The foundation provides grants to both U.S. and international organizations, including the Willows Foundation in Turkey (€2.3 million), the World Food Programme in Italy (€800,000), Marie Stopes International in the UK (€571,000), and Grupo de Informacion en Reproduccion Elegida in Mexico (€196,000). Though his original intention was to leave 99% of his estate to the Buffett Foundation, in June 2006 Warren Buffett announced he would give 85% of his wealth to the Bill & Melinda Gates Foundation instead, claiming he believed it would use his money effectively since it was already scaled-up.

When Susan Buffett died in 2004, the foundation was renamed in her honor.

== Advocacy ==
===Pro Abortion===
In the 1990s, the Buffett Foundation helped finance the development of the abortion drug RU-486. Between 2001 and 2014, the foundation contributed over $1.5 billion to abortion related causes, including at least $427 million to Planned Parenthood and $168 million to the National Abortion Federation. It has also funded the Guttmacher Institute, which tracks demographic and legislative trends, and Gynuity Health Projects, which focuses on medication abortion.
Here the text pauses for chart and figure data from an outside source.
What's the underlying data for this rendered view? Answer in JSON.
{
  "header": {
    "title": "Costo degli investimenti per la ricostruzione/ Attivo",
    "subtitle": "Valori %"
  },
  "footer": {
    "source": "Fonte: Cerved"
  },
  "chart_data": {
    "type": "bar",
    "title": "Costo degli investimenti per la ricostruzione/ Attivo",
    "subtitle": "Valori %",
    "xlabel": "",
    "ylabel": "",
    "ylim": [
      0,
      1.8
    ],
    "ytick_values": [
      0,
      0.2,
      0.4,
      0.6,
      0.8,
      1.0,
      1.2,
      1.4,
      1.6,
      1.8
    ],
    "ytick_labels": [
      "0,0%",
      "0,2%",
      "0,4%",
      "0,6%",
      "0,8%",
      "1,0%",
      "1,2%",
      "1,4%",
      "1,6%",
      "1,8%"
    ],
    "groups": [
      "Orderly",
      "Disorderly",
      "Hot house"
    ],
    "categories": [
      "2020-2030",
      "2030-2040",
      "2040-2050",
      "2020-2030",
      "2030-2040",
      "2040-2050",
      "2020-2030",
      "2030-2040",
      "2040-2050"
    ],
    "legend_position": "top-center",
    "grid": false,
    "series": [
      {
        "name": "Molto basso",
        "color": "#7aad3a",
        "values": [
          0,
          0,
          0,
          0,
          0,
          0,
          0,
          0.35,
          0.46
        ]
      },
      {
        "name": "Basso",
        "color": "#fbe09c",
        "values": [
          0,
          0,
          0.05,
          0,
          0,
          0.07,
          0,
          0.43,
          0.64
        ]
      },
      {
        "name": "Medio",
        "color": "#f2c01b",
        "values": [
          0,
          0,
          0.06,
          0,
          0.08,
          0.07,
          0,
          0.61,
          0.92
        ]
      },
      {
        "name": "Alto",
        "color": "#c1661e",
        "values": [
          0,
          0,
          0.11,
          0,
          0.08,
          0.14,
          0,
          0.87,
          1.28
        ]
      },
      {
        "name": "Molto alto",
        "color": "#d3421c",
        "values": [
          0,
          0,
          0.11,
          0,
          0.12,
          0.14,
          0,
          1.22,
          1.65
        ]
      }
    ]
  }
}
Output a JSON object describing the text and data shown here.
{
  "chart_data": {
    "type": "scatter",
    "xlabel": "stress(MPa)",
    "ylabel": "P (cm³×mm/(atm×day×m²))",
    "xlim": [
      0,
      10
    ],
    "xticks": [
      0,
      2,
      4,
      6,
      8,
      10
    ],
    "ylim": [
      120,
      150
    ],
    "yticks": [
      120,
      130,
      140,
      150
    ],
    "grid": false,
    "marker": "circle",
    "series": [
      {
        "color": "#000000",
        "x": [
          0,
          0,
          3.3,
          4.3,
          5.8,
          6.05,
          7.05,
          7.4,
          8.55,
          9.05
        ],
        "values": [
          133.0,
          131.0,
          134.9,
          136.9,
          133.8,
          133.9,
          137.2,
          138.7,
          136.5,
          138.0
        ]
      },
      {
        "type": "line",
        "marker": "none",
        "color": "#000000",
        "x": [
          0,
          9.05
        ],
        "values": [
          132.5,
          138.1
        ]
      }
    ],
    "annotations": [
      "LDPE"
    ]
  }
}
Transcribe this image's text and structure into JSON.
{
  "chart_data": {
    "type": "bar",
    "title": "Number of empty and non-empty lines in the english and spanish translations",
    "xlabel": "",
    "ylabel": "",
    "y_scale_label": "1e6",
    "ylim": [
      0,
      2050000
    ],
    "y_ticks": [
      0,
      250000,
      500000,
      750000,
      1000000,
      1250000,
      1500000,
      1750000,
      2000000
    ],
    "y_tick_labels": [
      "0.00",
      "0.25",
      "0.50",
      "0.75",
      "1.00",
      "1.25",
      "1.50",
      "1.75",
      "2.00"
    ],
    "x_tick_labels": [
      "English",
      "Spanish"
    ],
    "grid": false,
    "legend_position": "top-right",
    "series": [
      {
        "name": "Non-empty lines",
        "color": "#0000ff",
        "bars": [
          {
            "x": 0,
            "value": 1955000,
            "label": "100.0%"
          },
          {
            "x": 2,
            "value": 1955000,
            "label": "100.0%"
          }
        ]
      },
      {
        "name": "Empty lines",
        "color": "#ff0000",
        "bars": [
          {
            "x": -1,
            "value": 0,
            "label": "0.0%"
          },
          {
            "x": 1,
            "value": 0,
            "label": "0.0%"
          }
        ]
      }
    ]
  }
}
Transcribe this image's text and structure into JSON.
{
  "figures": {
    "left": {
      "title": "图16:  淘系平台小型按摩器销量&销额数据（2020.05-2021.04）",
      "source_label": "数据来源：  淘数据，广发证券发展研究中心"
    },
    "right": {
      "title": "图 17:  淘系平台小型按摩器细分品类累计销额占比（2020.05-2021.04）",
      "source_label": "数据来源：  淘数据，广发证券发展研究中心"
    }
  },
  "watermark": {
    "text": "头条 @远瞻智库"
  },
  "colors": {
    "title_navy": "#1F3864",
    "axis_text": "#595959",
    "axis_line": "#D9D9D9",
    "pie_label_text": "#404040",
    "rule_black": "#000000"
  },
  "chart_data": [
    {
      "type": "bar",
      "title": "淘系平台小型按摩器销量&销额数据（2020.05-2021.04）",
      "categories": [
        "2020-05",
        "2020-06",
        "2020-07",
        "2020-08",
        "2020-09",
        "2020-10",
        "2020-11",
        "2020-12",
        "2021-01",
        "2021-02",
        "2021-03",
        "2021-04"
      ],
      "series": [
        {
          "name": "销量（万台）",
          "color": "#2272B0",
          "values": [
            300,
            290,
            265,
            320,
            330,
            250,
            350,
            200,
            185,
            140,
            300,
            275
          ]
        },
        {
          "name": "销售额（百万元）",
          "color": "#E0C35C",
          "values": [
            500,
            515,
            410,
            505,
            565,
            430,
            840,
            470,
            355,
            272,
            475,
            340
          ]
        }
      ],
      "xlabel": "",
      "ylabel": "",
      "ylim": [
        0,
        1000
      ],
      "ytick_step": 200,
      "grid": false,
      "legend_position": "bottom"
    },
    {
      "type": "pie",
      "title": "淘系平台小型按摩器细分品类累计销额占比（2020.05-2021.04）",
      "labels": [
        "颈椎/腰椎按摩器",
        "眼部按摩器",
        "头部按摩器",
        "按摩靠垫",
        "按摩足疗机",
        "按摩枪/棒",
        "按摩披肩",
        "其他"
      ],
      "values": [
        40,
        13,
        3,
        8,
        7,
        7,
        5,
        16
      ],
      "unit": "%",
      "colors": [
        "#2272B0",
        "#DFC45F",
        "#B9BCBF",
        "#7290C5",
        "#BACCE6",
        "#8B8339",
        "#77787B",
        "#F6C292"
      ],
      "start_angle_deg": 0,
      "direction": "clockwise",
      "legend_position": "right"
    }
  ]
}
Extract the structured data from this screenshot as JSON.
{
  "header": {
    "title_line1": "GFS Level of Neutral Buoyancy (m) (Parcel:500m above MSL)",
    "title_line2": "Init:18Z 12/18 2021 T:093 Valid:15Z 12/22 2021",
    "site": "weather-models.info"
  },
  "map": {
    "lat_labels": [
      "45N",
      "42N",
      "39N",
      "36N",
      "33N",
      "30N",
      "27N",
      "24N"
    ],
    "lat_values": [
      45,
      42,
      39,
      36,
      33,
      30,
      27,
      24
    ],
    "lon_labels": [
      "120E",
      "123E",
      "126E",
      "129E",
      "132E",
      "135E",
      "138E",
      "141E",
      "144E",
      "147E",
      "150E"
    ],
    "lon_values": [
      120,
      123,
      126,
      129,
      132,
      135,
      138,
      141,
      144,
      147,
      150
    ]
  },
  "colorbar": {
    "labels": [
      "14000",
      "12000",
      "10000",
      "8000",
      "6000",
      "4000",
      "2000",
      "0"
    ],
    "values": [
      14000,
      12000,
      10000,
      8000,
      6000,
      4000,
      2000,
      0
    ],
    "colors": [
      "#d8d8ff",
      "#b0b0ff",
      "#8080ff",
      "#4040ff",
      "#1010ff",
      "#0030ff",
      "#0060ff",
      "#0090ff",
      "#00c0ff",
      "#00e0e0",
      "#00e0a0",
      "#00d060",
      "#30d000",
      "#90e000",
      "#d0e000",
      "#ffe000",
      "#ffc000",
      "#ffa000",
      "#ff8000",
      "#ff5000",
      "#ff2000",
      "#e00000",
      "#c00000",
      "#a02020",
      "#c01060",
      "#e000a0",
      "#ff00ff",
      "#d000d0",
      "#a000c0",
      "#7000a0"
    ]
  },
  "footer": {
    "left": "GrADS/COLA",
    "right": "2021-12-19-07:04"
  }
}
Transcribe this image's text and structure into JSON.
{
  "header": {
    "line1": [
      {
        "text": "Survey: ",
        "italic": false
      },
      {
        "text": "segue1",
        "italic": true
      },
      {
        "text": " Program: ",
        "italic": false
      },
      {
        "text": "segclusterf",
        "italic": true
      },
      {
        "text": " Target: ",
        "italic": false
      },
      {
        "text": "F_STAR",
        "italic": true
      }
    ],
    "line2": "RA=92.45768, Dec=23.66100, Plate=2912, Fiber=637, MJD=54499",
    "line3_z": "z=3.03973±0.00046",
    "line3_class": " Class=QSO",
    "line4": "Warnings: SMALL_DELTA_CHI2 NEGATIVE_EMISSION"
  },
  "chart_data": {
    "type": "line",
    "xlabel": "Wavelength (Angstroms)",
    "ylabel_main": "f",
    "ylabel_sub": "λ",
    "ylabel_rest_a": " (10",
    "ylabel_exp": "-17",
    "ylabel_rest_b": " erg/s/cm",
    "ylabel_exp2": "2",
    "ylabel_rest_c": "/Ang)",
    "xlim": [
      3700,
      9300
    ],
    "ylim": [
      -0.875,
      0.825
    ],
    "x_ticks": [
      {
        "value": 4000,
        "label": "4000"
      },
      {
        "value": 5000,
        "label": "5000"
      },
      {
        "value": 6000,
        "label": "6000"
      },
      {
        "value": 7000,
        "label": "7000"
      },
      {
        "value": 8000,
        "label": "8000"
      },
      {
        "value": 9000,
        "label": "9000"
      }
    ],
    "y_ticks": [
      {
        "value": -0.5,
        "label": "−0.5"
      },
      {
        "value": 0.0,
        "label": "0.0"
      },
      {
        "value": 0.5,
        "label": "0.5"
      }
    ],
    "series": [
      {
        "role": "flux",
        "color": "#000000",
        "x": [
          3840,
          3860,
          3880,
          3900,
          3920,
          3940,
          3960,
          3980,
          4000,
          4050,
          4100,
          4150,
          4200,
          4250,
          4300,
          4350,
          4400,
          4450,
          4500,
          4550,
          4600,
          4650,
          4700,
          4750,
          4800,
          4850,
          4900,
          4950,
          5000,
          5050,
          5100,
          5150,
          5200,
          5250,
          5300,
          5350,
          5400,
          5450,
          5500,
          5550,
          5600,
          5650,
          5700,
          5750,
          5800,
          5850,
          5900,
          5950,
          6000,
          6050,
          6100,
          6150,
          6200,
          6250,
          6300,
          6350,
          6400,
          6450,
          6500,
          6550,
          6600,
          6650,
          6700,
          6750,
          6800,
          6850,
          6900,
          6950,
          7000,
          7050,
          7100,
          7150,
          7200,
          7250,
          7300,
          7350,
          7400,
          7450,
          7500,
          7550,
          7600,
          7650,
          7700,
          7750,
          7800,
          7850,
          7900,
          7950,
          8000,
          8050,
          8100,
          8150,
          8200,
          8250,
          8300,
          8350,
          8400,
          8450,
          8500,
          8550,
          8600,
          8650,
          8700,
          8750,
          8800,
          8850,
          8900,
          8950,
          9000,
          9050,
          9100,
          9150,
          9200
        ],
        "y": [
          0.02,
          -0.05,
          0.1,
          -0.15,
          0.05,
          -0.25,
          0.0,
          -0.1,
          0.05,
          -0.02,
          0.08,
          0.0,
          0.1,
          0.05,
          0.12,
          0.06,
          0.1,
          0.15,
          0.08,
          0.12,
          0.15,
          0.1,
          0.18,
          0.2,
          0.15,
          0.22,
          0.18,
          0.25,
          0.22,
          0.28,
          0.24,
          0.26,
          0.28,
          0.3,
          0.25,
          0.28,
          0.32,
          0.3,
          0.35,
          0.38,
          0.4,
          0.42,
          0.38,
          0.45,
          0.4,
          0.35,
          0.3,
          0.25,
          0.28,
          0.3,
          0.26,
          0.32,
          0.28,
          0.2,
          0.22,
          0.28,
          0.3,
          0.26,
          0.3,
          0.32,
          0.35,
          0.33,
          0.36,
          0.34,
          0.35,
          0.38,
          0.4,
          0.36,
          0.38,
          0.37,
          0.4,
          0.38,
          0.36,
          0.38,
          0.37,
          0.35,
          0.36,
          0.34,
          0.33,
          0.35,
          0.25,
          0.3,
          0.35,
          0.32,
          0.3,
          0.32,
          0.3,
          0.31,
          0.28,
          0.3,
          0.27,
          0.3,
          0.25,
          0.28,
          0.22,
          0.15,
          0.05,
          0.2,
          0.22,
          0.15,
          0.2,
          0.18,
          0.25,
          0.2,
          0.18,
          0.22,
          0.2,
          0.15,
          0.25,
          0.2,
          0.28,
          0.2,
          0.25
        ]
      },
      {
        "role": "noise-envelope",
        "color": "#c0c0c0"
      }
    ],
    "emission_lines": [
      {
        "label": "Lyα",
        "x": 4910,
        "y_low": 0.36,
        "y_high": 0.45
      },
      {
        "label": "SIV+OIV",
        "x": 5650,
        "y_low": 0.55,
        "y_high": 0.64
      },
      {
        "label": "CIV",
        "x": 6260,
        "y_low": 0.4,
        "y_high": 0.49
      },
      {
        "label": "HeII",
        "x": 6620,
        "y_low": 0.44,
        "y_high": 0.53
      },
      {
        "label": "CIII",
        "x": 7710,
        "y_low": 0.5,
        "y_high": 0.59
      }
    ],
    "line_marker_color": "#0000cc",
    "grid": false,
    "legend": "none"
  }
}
In 1999, the foundation contributed $2.5 million to International Projects Assistance Services (IPAS), a manufacturer based in Carrboro, North Carolina that makes handheld suction pumps for developing countries to initiate abortions. It was part of a five-year, $20 million commitment that enabled IPAS to double its capacity. At the end of that fiscal year, nearly $3.8 million of the $17.6 million donated went to Planned Parenthood.

===Other initiatives===
In 2007, Omaha's Building Bright Futures initiative promised financial support to low-income students in the area who wanted to attend college.